How to Fix Neck Hump While Sleeping
- Sleep on your back. This is the best position for your spine, as it allows your neck to rest in a neutral position. If you’re not used to sleeping on your back, start by sleeping on your back for short periods of time and gradually increase the amount of time you spend in this position.
- Use a pillow that supports your neck. A pillow that is too thick or too thin can put pressure on your neck and worsen the hump. A good pillow will support your neck so that it is in a neutral position. You may need to experiment with different pillows to find one that works best for you.
- Stretch your neck and shoulders. Regular stretching can help to improve your posture and reduce the pain and stiffness associated with a neck hump. There are a number of stretches that you can do, such as:
- Neck rolls: Gently roll your head clockwise and then counterclockwise 10 times.
- Shoulder shrugs: Shrug your shoulders up to your ears and then relax them.
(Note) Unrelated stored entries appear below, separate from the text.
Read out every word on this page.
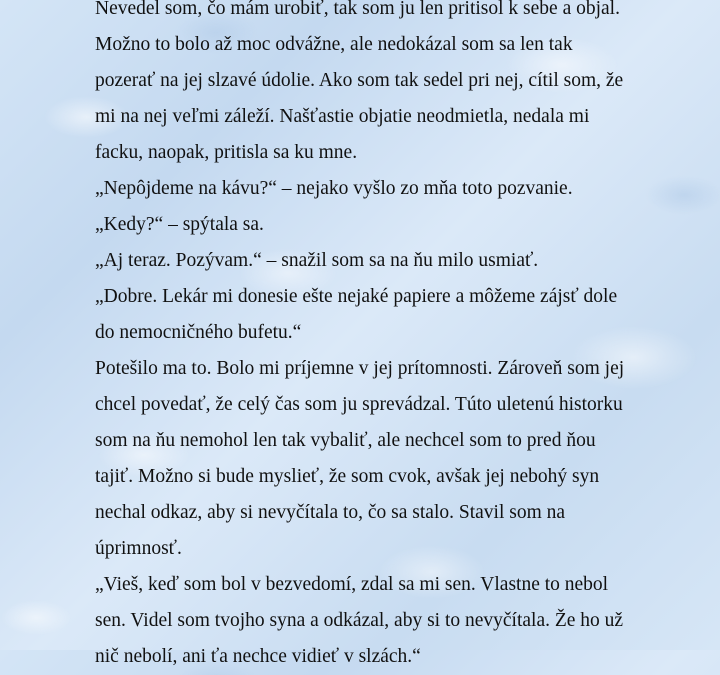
Nevedel som, čo mám urobiť, tak som ju len pritisol k sebe a objal.
Možno to bolo až moc odvážne, ale nedokázal som sa len tak
pozerať na jej slzavé údolie. Ako som tak sedel pri nej, cítil som, že
mi na nej veľmi záleží. Našťastie objatie neodmietla, nedala mi
facku, naopak, pritisla sa ku mne.
„Nepôjdeme na kávu?“ – nejako vyšlo zo mňa toto pozvanie.
„Kedy?“ – spýtala sa.
„Aj teraz. Pozývam.“ – snažil som sa na ňu milo usmiať.
„Dobre. Lekár mi donesie ešte nejaké papiere a môžeme zájsť dole
do nemocničného bufetu.“
Potešilo ma to. Bolo mi príjemne v jej prítomnosti. Zároveň som jej
chcel povedať, že celý čas som ju sprevádzal. Túto uletenú historku
som na ňu nemohol len tak vybaliť, ale nechcel som to pred ňou
tajiť. Možno si bude myslieť, že som cvok, avšak jej nebohý syn
nechal odkaz, aby si nevyčítala to, čo sa stalo. Stavil som na
úprimnosť.
„Vieš, keď som bol v bezvedomí, zdal sa mi sen. Vlastne to nebol
sen. Videl som tvojho syna a odkázal, aby si to nevyčítala. Že ho už
nič nebolí, ani ťa nechce vidieť v slzách.“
- Chest stretches: Reach your arms overhead and clasp your hands together. Gently pull your arms back towards your body until you feel a stretch in your chest.
If you have a severe neck hump or if you’re experiencing pain, you may want to see a doctor or physical therapist. They can help you develop a treatment plan that includes exercises, stretches, and other interventions.
Here are some additional tips to help you prevent a neck hump:
- Be mindful of your posture throughout the day. Make sure to sit up straight and avoid slouching.
- Take breaks throughout the day to stretch your neck and shoulders.
- Use a supportive computer chair. A good chair will have good lumbar support and will allow you to sit up straight.